Press | Reviews
Gershwin show is a rousing comeback
The Miami Herald
Christine Dolen
March 6, 2008
The Soul of Gershwin: The Musical Journey of an American Klezmer was born in Minnesota but has a little history in South Florida. It played Miami's Coconut Grove Playhouse in April 2002, and back then audiences and critics agreed that, in the words of a song by George and Ira Gershwin, 'S Wonderful.
Four years later, the show is back, this time at Fort Lauderdale's Parker Playhouse. Much has changed since the exuberant, insightful production visited South Florida the first time.
The Coconut Grove Playhouse is not, for the time being, a functioning theater.
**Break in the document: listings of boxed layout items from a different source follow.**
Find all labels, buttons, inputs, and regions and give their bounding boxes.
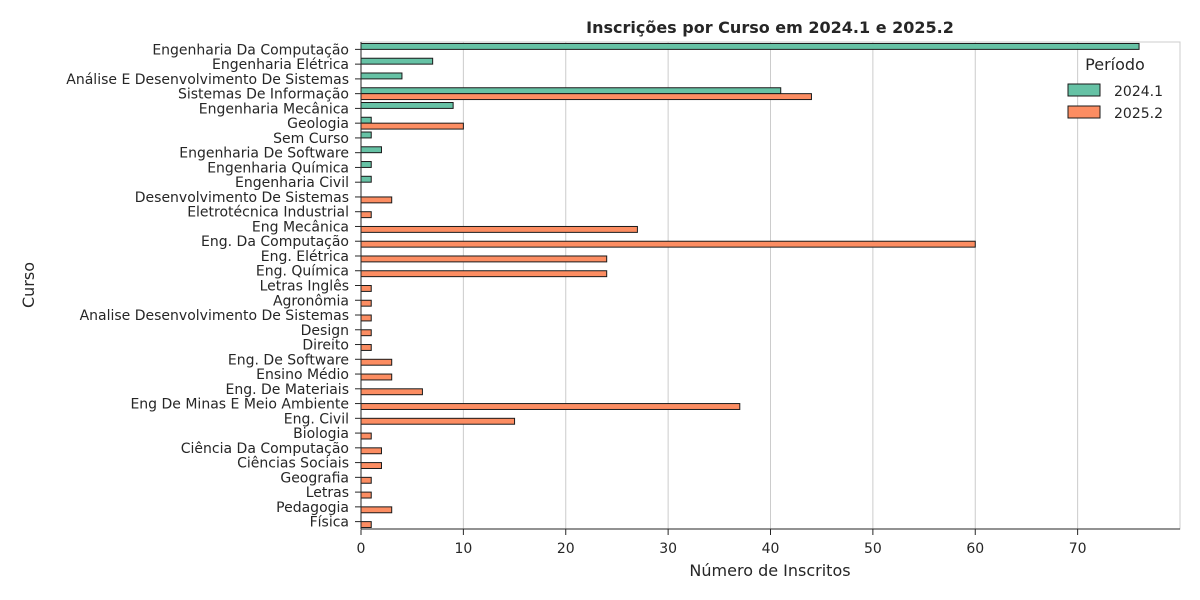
bar-layer: [360, 42, 1140, 529]
y-tick-label: Analise Desenvolvimento De Sistemas: [80, 308, 349, 324]
bar-2024.1: [360, 57, 434, 65]
y-tick-label: Letras: [306, 485, 349, 501]
bar-2025.2: [360, 285, 372, 292]
bar-2024.1: [360, 175, 372, 183]
bar-2025.2: [360, 211, 372, 219]
y-tick-label: Engenharia Química: [207, 160, 349, 176]
y-tick-label: Design: [301, 323, 349, 339]
bar-2025.2: [360, 93, 812, 101]
y-tick-label: Eletrotécnica Industrial: [187, 205, 349, 221]
y-tick-label: Física: [310, 515, 349, 531]
legend-swatch: [1067, 83, 1101, 97]
bar-2025.2: [360, 403, 741, 410]
bar-2025.2: [360, 388, 423, 396]
bar-2025.2: [360, 122, 464, 130]
legend-label: 2025.2: [1114, 106, 1163, 122]
y-tick-label: Engenharia De Software: [179, 146, 349, 162]
bar-2025.2: [360, 299, 372, 307]
chart-title: Inscrições por Curso em 2024.1 e 2025.2: [586, 18, 954, 37]
y-tick-label: Biologia: [293, 426, 349, 442]
y-tick-label: Direito: [302, 338, 349, 354]
bar-2025.2: [360, 506, 393, 514]
legend-label: 2024.1: [1114, 84, 1163, 100]
bar-2025.2: [360, 255, 608, 263]
y-tick-label: Eng. Civil: [284, 411, 349, 427]
bar-2024.1: [360, 102, 454, 109]
y-tick-label: Eng Mecânica: [252, 219, 349, 235]
bar-2024.1: [360, 131, 372, 139]
y-tick-label: Ciência Da Computação: [181, 441, 349, 457]
x-tick-label: 40: [762, 541, 780, 557]
y-tick-label: Geologia: [287, 116, 349, 132]
bar-2025.2: [360, 344, 372, 351]
y-tick-label: Engenharia Civil: [235, 175, 349, 191]
y-tick-label: Sistemas De Informação: [178, 87, 349, 103]
x-tick-label: 10: [454, 541, 472, 557]
y-tick-label: Análise E Desenvolvimento De Sistemas: [66, 72, 349, 88]
bar-2025.2: [360, 417, 516, 425]
y-tick-label: Eng. De Software: [228, 352, 349, 368]
y-tick-label: Eng. Da Computação: [201, 234, 349, 250]
bar-2024.1: [360, 161, 372, 168]
y-tick-label: Ciências Sociais: [237, 456, 349, 472]
y-tick-label: Eng. Elétrica: [261, 249, 349, 265]
bar-2025.2: [360, 521, 372, 529]
y-tick-label: Geografia: [280, 470, 349, 486]
bar-2024.1: [360, 146, 382, 154]
x-tick-label: 70: [1069, 541, 1087, 557]
y-axis-title: Curso: [19, 262, 38, 308]
y-tick-label: Eng. Química: [256, 264, 349, 280]
y-tick-label: Engenharia Da Computação: [152, 42, 349, 58]
bar-2025.2: [360, 432, 372, 440]
y-tick-label: Ensino Médio: [256, 367, 349, 383]
bar-2024.1: [360, 42, 1140, 50]
bar-2025.2: [360, 329, 372, 337]
bar-2024.1: [360, 116, 372, 124]
y-tick-label: Engenharia Elétrica: [212, 57, 349, 73]
y-tick-label: Engenharia Mecânica: [199, 101, 349, 117]
x-tick-label: 20: [557, 541, 575, 557]
legend: Período 2024.1 2025.2: [1067, 55, 1163, 122]
bar-2025.2: [360, 447, 382, 455]
bar-2024.1: [360, 72, 403, 80]
bar-2025.2: [360, 373, 393, 381]
x-tick-label: 50: [864, 541, 882, 557]
bar-2025.2: [360, 225, 638, 233]
bar-2025.2: [360, 491, 372, 499]
y-tick-label: Letras Inglês: [260, 279, 349, 295]
bar-2025.2: [360, 270, 608, 278]
x-axis-title: Número de Inscritos: [689, 561, 850, 580]
bar-2025.2: [360, 196, 393, 204]
y-tick-label: Eng. De Materiais: [225, 382, 349, 398]
bar-2024.1: [360, 87, 782, 95]
bar-2025.2: [360, 358, 393, 366]
legend-swatch: [1067, 105, 1101, 119]
bar-2025.2: [360, 314, 372, 322]
y-tick-label: Desenvolvimento De Sistemas: [135, 190, 349, 206]
bar-2025.2: [360, 462, 382, 469]
x-tick-label: 60: [966, 541, 984, 557]
y-tick-label: Pedagogia: [276, 500, 349, 516]
bar-2025.2: [360, 476, 372, 484]
x-tick-label: 30: [659, 541, 677, 557]
bar-2025.2: [360, 240, 976, 248]
y-tick-label: Agronômia: [273, 293, 349, 309]
y-tick-label: Sem Curso: [273, 131, 349, 147]
x-tick-label: 0: [357, 541, 366, 557]
legend-title: Período: [1085, 55, 1145, 74]
y-tick-label: Eng De Minas E Meio Ambiente: [130, 397, 349, 413]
Arnold Mittelman, its producing artistic director for 25 years until the theater -- then about $4 million in the red -- was abruptly shuttered in 2006, has spent the past two years laying the groundwork for two new theater companies, the American Theater Festival and the National Jewish Theater. And The Soul of Gershwin, with a few cast and band changes but no loss of musical potency, has become symbolic of the kind of theater Mittelman would like to take to audiences in many cities in his return to producing.
The narrated revue by Joseph Vass, who serves as the show's musical director and pianist, is a jazzy, rousing, soulful exploration of the Jewish influences in George Gershwin's music. Actor Michael Paul Levin amiably portrays the man born Jacob Gershovitz, providing bits of Gershwin biography and explaining musical connections, and the storytelling serves its purpose. But it's the music that rightfully carries the show.
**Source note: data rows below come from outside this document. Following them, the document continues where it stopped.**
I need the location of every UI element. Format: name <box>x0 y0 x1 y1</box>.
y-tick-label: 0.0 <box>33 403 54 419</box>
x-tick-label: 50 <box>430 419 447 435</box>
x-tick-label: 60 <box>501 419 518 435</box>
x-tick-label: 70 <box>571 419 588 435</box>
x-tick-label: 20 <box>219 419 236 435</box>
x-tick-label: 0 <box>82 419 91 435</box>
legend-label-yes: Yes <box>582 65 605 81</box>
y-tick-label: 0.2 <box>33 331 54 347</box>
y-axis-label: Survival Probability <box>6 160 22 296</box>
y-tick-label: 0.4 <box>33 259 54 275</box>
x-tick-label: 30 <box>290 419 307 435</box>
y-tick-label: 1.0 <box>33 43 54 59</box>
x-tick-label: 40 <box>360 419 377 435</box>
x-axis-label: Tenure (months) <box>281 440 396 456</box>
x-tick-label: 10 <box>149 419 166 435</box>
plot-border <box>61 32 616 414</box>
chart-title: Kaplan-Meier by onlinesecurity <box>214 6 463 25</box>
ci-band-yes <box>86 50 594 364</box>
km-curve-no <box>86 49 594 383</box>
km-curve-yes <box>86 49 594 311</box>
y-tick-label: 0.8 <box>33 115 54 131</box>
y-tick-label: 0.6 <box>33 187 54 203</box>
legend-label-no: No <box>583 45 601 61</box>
Vass and his terrific band Klezmerica -- violinist Carolyn Boulay, woodwind player Brian Grivna, trumpeter Dave Jensen, bass player Chris Bates and drummer Jay Epstein -- apparently can play anything. A little Rhapsody in Blue? No problem. Vass' own contemporary klezmer piece Dybbuk #2? Smashing. Selections from Porgy and Bess? They make you want to hear Gershwin's brilliant folk opera all over again.
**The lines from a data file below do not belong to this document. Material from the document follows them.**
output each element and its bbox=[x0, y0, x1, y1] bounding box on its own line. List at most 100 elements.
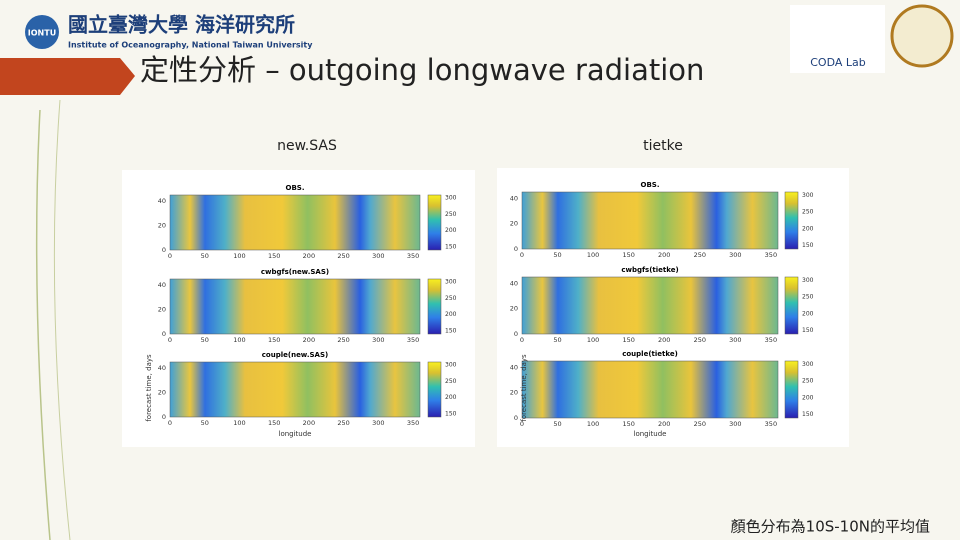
panel-title: cwbgfs(new.SAS) bbox=[261, 268, 329, 276]
colorbar bbox=[427, 278, 442, 335]
heatmap bbox=[169, 361, 421, 418]
y-tick-label: 20 bbox=[158, 222, 166, 230]
y-tick-label: 0 bbox=[162, 246, 166, 254]
x-tick-label: 200 bbox=[303, 252, 315, 260]
x-tick-label: 200 bbox=[658, 336, 670, 344]
x-tick-label: 150 bbox=[622, 251, 634, 259]
colorbar-tick-label: 300 bbox=[445, 362, 457, 369]
x-tick-label: 50 bbox=[201, 419, 209, 427]
y-tick-label: 40 bbox=[510, 194, 518, 202]
x-tick-label: 100 bbox=[233, 336, 245, 344]
logo-subtitle: Institute of Oceanography, National Taiw… bbox=[68, 41, 313, 50]
logo-text: 國立臺灣大學 海洋研究所 bbox=[68, 13, 295, 37]
y-tick-label: 20 bbox=[510, 305, 518, 313]
panel-title: couple(tietke) bbox=[622, 350, 678, 358]
colorbar-tick-label: 300 bbox=[445, 195, 457, 202]
x-tick-label: 50 bbox=[201, 336, 209, 344]
figure-label: new.SAS bbox=[277, 138, 337, 154]
heatmap bbox=[169, 278, 421, 335]
colorbar-tick-label: 150 bbox=[445, 243, 457, 250]
y-axis-label: forecast time, days bbox=[145, 354, 153, 422]
x-tick-label: 50 bbox=[553, 336, 561, 344]
slide-title: 定性分析 – outgoing longwave radiation bbox=[140, 53, 704, 87]
colorbar-tick-label: 200 bbox=[445, 227, 457, 234]
colorbar-tick-label: 250 bbox=[802, 378, 814, 385]
colorbar-tick-label: 250 bbox=[445, 295, 457, 302]
x-tick-label: 250 bbox=[694, 336, 706, 344]
y-tick-label: 0 bbox=[162, 413, 166, 421]
x-tick-label: 100 bbox=[587, 251, 599, 259]
x-tick-label: 150 bbox=[622, 420, 634, 428]
x-tick-label: 100 bbox=[233, 252, 245, 260]
colorbar-tick-label: 300 bbox=[802, 277, 814, 284]
y-tick-label: 0 bbox=[514, 245, 518, 253]
x-tick-label: 150 bbox=[268, 336, 280, 344]
x-axis-label: longitude bbox=[279, 430, 312, 438]
colorbar-tick-label: 200 bbox=[445, 394, 457, 401]
x-tick-label: 300 bbox=[372, 419, 384, 427]
x-tick-label: 350 bbox=[765, 420, 777, 428]
x-tick-label: 150 bbox=[268, 252, 280, 260]
colorbar bbox=[427, 361, 442, 418]
y-tick-label: 20 bbox=[158, 306, 166, 314]
x-axis-label: longitude bbox=[634, 430, 667, 438]
colorbar-tick-label: 300 bbox=[445, 279, 457, 286]
y-tick-label: 40 bbox=[158, 364, 166, 372]
x-tick-label: 0 bbox=[520, 420, 524, 428]
x-tick-label: 100 bbox=[587, 336, 599, 344]
x-tick-label: 150 bbox=[622, 336, 634, 344]
colorbar-tick-label: 200 bbox=[802, 394, 814, 401]
x-tick-label: 350 bbox=[407, 252, 419, 260]
y-tick-label: 0 bbox=[514, 414, 518, 422]
y-tick-label: 40 bbox=[158, 197, 166, 205]
colorbar bbox=[784, 360, 799, 419]
lab-logo-text: CODA Lab bbox=[810, 56, 866, 69]
x-tick-label: 300 bbox=[372, 336, 384, 344]
colorbar-tick-label: 250 bbox=[802, 294, 814, 301]
x-tick-label: 250 bbox=[694, 251, 706, 259]
x-tick-label: 250 bbox=[337, 252, 349, 260]
x-tick-label: 300 bbox=[372, 252, 384, 260]
x-tick-label: 0 bbox=[520, 251, 524, 259]
colorbar bbox=[784, 191, 799, 250]
colorbar-tick-label: 150 bbox=[445, 327, 457, 334]
colorbar-tick-label: 250 bbox=[445, 211, 457, 218]
panel-title: OBS. bbox=[286, 184, 305, 192]
heatmap bbox=[521, 276, 779, 335]
y-tick-label: 20 bbox=[510, 389, 518, 397]
x-tick-label: 350 bbox=[407, 419, 419, 427]
colorbar bbox=[784, 276, 799, 335]
colorbar-tick-label: 150 bbox=[802, 327, 814, 334]
x-tick-label: 200 bbox=[658, 251, 670, 259]
logo-badge: IONTU bbox=[28, 29, 56, 38]
y-tick-label: 40 bbox=[158, 281, 166, 289]
y-axis-label: forecast time, days bbox=[520, 354, 528, 422]
x-tick-label: 300 bbox=[729, 336, 741, 344]
x-tick-label: 300 bbox=[729, 251, 741, 259]
x-tick-label: 200 bbox=[303, 336, 315, 344]
colorbar-tick-label: 200 bbox=[802, 310, 814, 317]
x-tick-label: 250 bbox=[337, 419, 349, 427]
x-tick-label: 200 bbox=[303, 419, 315, 427]
colorbar-tick-label: 250 bbox=[445, 378, 457, 385]
decoration bbox=[53, 99, 71, 540]
colorbar-tick-label: 150 bbox=[445, 410, 457, 417]
x-tick-label: 150 bbox=[268, 419, 280, 427]
y-tick-label: 0 bbox=[162, 330, 166, 338]
x-tick-label: 100 bbox=[233, 419, 245, 427]
x-tick-label: 0 bbox=[520, 336, 524, 344]
panel-title: couple(new.SAS) bbox=[262, 351, 328, 359]
x-tick-label: 250 bbox=[694, 420, 706, 428]
y-tick-label: 20 bbox=[510, 220, 518, 228]
colorbar-tick-label: 150 bbox=[802, 411, 814, 418]
y-tick-label: 20 bbox=[158, 389, 166, 397]
heatmap bbox=[521, 191, 779, 250]
heatmap bbox=[521, 360, 779, 419]
lab-logo bbox=[790, 5, 885, 73]
x-tick-label: 200 bbox=[658, 420, 670, 428]
title-arrow bbox=[0, 58, 135, 95]
x-tick-label: 0 bbox=[168, 252, 172, 260]
x-tick-label: 350 bbox=[407, 336, 419, 344]
figure-label: tietke bbox=[643, 138, 683, 154]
The cast of three distinctive and abundantly gifted singers is just as musically versatile.
Bruce Henry sings in Yiddish, scats and dips into a spiritual soulfulness, delivers an Embraceable You full of yearning, makes you want to come along when he declares There's a Boat Dat's Leavin' Soon for New York. Robert Marinoff is the powerhouse guy, a moving cantorial singer who brings operatic power to Summertime -- which he sings first in Yiddish, then English. And Prudence Johnson, whose voice you will instantly recognize if you're a fan of National Public Radio's A Prairie Home Companion, is a velvet-voiced jazz diva who turns The Man I Love, Someone to Watch Over Me and a brilliantly interpreted It Ain't Necessarily So into reminders of how potent and pleasurable great singing can be.
Before each performance, actor Jack Klugman comes out to rally the audience and offer the opinion that Mittelman, for whom he worked several times at the Coconut Grove Playhouse, is ''a good guy.'' While it's nice to see Klugman onstage again, the sales pitch isn't necessary. The Soul of Gershwin is a thoroughly enjoyable new beginning for two companies and a veteran producer.